I opened a book where I left it over a year ago, as an appointment card dated 6th of April 2016 is the improvised bookmark that shows me when that was. The chapter opened with a quote from the Gospel of Matthew. Despite the time lapse, the book has never been more topical. It all started at the Youth2000 festival. The theme this year was Inheritance: the idea that we are all sons and daughters of God, and in a truly loving family you trust each other and feel loved. Now, to cut a long story short (there’s an archive for a reason), I’m not really the greatest at feeling loved. This theme was recurrent over the weekend (and predates it), so I thought I would take a chance to really learn about prayer.
There is a gulf between prayer and talking to yourself, and subsequently there is a gulf between knowing about God and knowing God. I’m well-known as an authority on the former, but the latter is a real work in progress. In between long chats with Catholic VIP (Dame) Joanna Bogle, sneaking out to the seaside and generally having heart to hearts with amazing women I have attended workshops such as one on praise and worship with the Franciscan Friars of the Renewal (those off the telly, ya know) and one on contemplative imagination.
Now you might know about Ignatian Spirituality from my tear-inducing letter to Andrew Garfield (or because you knew about it anyway), and if so you’ll know I never had a chance to try it. Unsurprisingly, the passage was the one in the book, which happens to be the same from the song “Take Heart” we did interpretative dancing to at my very first Youth2000 retreat, at which I also blindly picked St Peter as my patron saint for 2015 (but I suspect not having picked another in 2016 and 2017 he’s stuck with me!). There is a clear trend there…
The passage is, of course, Matthew 14:25-32. At the heart of the passage is the issue of trust. A group of fishermen in 1st century Judea (you can imagine the boats) is caught into a storm that lasts well into the early hours of the next morning. Jesus appears to them at the 11th hour, walking on waters. Instead of asking Jesus to calm the storm, Peter asks Him that if it truly is Him, he should command him to walk on water. He does, and so Peter takes a step out of the boat, into the storm, on a task that would be impossible to men if the water was calm, let alone in those circumstances. As long as his focus is on Jesus, all is good. Losing focus and remembering the storm precipitates the situation (but all ends well).
It is a bit of a cliché that God helps those who help themselves, but in this passage a thing is clear: Jesus was there for Peter, but Peter had to get out of the boat. And getting out of the boat requires a leap of faith. And a leap of faith of this kind requires infinite trust in who God is. The kind of thing that I’m not quite there yet, so I was shocked by what happened at that workshop. Maybe it’s the Italian prima-donna in me, but I saw the scene from Peter’s point of view. I got out of that boat. And everything was peaceful. Now…if you’ve known me for five minutes you know I’m not someone who knows how to be calm and not anxious. That situation in real life would have killed me prematurely of a heart attack. Yet I got out of the boat, and it was peaceful. And then, before I could get to Jesus, who was the light in the darkness (quite literally), my head fell. And it was a different scene. And my head fell again, and it was back to the sea I could smell and taste and still everything was calm.

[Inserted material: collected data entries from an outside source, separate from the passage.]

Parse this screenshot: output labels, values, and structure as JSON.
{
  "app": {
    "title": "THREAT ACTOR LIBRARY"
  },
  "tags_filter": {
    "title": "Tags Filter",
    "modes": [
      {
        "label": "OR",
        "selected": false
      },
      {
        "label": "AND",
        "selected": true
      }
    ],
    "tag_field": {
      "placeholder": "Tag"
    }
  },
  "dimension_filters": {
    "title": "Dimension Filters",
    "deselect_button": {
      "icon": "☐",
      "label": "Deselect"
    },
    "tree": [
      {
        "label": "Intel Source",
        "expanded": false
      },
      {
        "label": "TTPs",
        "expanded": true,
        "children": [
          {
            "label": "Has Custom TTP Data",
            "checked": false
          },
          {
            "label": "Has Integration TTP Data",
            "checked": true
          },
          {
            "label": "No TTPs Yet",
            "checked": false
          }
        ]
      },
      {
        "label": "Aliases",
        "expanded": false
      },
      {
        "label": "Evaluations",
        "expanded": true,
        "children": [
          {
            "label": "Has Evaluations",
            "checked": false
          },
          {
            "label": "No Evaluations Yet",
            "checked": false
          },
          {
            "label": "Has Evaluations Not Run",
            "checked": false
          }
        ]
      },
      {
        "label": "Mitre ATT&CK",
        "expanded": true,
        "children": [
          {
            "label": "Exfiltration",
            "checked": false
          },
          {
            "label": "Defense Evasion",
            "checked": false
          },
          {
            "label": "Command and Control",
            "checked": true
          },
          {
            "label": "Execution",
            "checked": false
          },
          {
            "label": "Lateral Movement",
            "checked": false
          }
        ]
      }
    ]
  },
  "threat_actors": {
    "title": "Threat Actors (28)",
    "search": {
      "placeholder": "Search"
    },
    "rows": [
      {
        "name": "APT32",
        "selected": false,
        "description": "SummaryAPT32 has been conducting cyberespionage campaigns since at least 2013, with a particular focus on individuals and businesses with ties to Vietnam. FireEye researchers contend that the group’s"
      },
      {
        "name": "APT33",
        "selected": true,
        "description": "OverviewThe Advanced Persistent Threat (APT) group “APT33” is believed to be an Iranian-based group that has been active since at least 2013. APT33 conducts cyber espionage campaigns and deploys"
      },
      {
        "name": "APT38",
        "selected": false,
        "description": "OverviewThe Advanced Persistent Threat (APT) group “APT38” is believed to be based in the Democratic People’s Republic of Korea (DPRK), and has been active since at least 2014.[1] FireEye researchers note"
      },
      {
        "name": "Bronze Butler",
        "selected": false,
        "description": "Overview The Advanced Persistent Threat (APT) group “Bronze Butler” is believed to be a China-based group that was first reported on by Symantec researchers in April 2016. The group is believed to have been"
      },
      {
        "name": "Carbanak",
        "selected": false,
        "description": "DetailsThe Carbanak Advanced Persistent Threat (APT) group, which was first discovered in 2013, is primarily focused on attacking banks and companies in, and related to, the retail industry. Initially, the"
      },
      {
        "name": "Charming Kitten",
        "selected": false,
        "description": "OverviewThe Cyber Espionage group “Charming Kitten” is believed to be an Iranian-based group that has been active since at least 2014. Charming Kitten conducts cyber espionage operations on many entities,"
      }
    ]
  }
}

There is some irony in the fact that I left that book unfinished and then started one that was given me as a gift, Thomas Merton’s The Ascent to Truth. Yet, it all comes together beautifully: mysticism is the right antidote to intellectualism, and intellectualism is something I am entirely guilty of. Picking up the book again, I was not so much inspired to get out of the boat (I had already put myself forward for something I didn’t want to do because I didn’t feel I was ready enough to ever be successful at that…), but proved me black on white just how much I have grown in my faith since then (and probably 80% of it was over the weekend in Walsingham anyway). On Friday evening I talked to my small group leader about some difficulties I had in confronting something. Later that night, I confronted it all. The morning after I told her, and she replied: “That must be why you’re smiling”. A week later, someone I had not seen in a long time said that I was radiant. It’s what you normally say of the bride on her wedding day, but I guess the life of faith is like being a bride on her wedding day every day of the year?